К тому времени, когда бригада Гаврилова была сформирована и получила приказ к выступлению, Неверовский, двигавшийся в своих эшелонах без особой спешки, с остановками у каждого столба (но все-таки в несколько раз быстрее пешего марша), успел прибыть на узловую станцию Рауховка, что всего в семидесяти пяти километров от Одессы. Местный левоэсеровский ревком мои бородинцы привели к общему знаменателю, то есть повесили, с тем же равнодушным спокойствием, что и разных самостийных атаманов Грицианов Таврических. Не должны жить те люди, что не подчиняются центральным властям в Петрограде. И оказать сопротивление подразделениям героев Бородина местные бабуины не имели никакой возможности, потому что впереди головного эшелона двигался бронепоезд «Красный Арсенал», до расслабления прямой кишки пугая разную неискушенную публику жерлами трехдюймовых орудий в башнях и угловатой тяжестью броневагонов.

Еще третьего числа Муравьёв догадался, что Неверовский, снявшись с пункта временной дислокации в Киеве, идет на юг как раз по его душу – и запаниковал, начав отзывать части подчиненной ему «армии» с фронта против румын на защиту Одессы. А может, и не на защиту, а чтобы в порядке отступить на Николаев – Херсон и далее в Крым, где ныне тоже творился ужасный бардак, а потому имелась возможность организовать еще одну революционную республику, значительно лучше пригодную к обороне, чем Одесса. Но в Рауховке эшелоны дивизии Неверовского остановились и приступили к выгрузке и формированию походных колонн. В задачу героев Бородина входило выпроваживание с российской земли изрядно загостившихся любителей мамалыги, которые весьма приободрились после того, как их оставили в покое муравьёвские башибузуки. Порядок же в Одессе-маме станут наводить бойцы майора Гаврилова: как раз у них имеется вполне сформировавшееся восприятие правильной советской власти.

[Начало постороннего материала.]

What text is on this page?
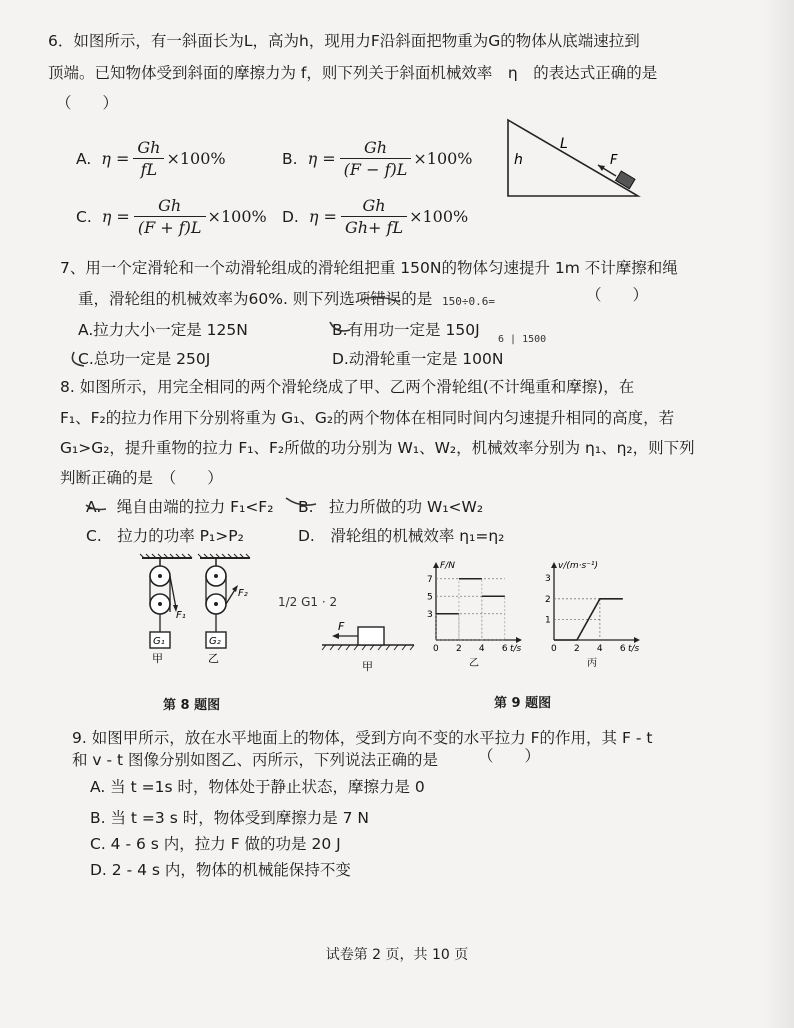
6．如图所示，有一斜面长为L，高为h，现用力F沿斜面把物重为G的物体从底端速拉到
顶端。已知物体受到斜面的摩擦力为 f，则下列关于斜面机械效率　η　的表达式正确的是
（　　）
A. $\eta = \frac{Gh}{fL} \times 100\%$	B. $\eta = \frac{Gh}{(F - f)L} \times 100\%$
C. $\eta = \frac{Gh}{(F + f)L} \times 100\%$ D. $\eta = \frac{Gh}{Gh+ fL} \times 100\%$
h
L
F
7、用一个定滑轮和一个动滑轮组成的滑轮组把重 150N的物体匀速提升 1m 不计摩擦和绳
重，滑轮组的机械效率为60%. 则下列选项错误的是	（　　）
150÷0.6=
6 | 1500
A.拉力大小一定是 125N	B.有用功一定是 150J
C.总功一定是 250J	D.动滑轮重一定是 100N
8. 如图所示，用完全相同的两个滑轮绕成了甲、乙两个滑轮组(不计绳重和摩擦)，在
F₁、F₂的拉力作用下分别将重为 G₁、G₂的两个物体在相同时间内匀速提升相同的高度，若
G₁>G₂，提升重物的拉力 F₁、F₂所做的功分别为 W₁、W₂，机械效率分别为 η₁、η₂，则下列
判断正确的是　（　　）
A.　绳自由端的拉力 F₁<F₂ B.　拉力所做的功 W₁<W₂
C.　拉力的功率 P₁>P₂	D.　滑轮组的机械效率 η₁=η₂
F₁
G₁
甲
F₂
G₂
乙
1/2 G1 · 2
第 8 题图
F
甲
t/s
F/N
0 2 4 6
3
5
7
乙
t/s
v/(m·s⁻¹)
0 2 4 6
1
2
3
丙
第 9 题图
9. 如图甲所示，放在水平地面上的物体，受到方向不变的水平拉力 F的作用，其 F - t
和 v - t 图像分别如图乙、丙所示，下列说法正确的是	（　　）
A. 当 t =1s 时，物体处于静止状态，摩擦力是 0
B. 当 t =3 s 时，物体受到摩擦力是 7 N
C. 4 - 6 s 内，拉力 F 做的功是 20 J
D. 2 - 4 s 内，物体的机械能保持不变
试卷第 2 页，共 10 页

И вот бригада майора Гаврилова по шести дорогам (а их там ровно столько) через порталы побатальонно входит в Одессу со всех четырех, то есть трех, сторон потому что с четвертой стороны у этого города Черное море. Разведчики отдали своих лошадок коноводам и теперь идут пешком, внимательно оглядываясь по сторонам. Чуть позади них, лязгая гусеницами по брусчатке, внушая трепет случайным наблюдателям, углом вперед движется взвод танков ПТ-76, за которым шуршат шинами БТР-152, и только позади них в походных колоннах движется пехота. И все это осенено трепещущими на сыром черноморском ветру алыми знаменами. Не обломки былого мира идут, сами не знающие, кто они теперь есть, не хохлы-самостийщики, не бандиты какие-нибудь, и не румыны, а представители законной советской власти. И вместе со мной тут, на БТРе, оборудованном как командирская машина – представляющий эту самую власть товарищ Михаил Фрунзе, о котором у меня сложилось очень хорошее впечатление как об очень человечном человеке, военном гении просто самородке из народа. Также при мне Нестор Махно, куда же без него, и его верная сподвижница Мария Никифорова, заделавшаяся поклонницей нашей Ники-Кобры. Неплохие оказались люди при ближайшем рассмотрении, могут пригодиться в какой-нибудь непредвиденной ситуации.

Из окон на это представление настороженно смотрят встревоженные горожане. После двух недель господства в их городе безумных революционных бабуинов им бы сейчас и румыны с австро-венграми показались освободителями. В Основном Потоке так и было. Местных обывателей пугают красные знамена, и в то же время обнадеживает подтянутый молодцеватый вид моих бойцов, их однообразная, а не кто во что горазд, экипировка. Кроме того, им внушает почтение количество и однообразие бронетехники (у местной Красной Гвардии и контрреволюционеров она обычно с бору по сосенке), а также обилие явно автоматического оружия, также никому пока не известного в этом мире. Уж пулемет Калашникова, с примкнутой патронной коробкой и свисающим с другой стороны кончиком ленты, ни с чем не перепутаешь.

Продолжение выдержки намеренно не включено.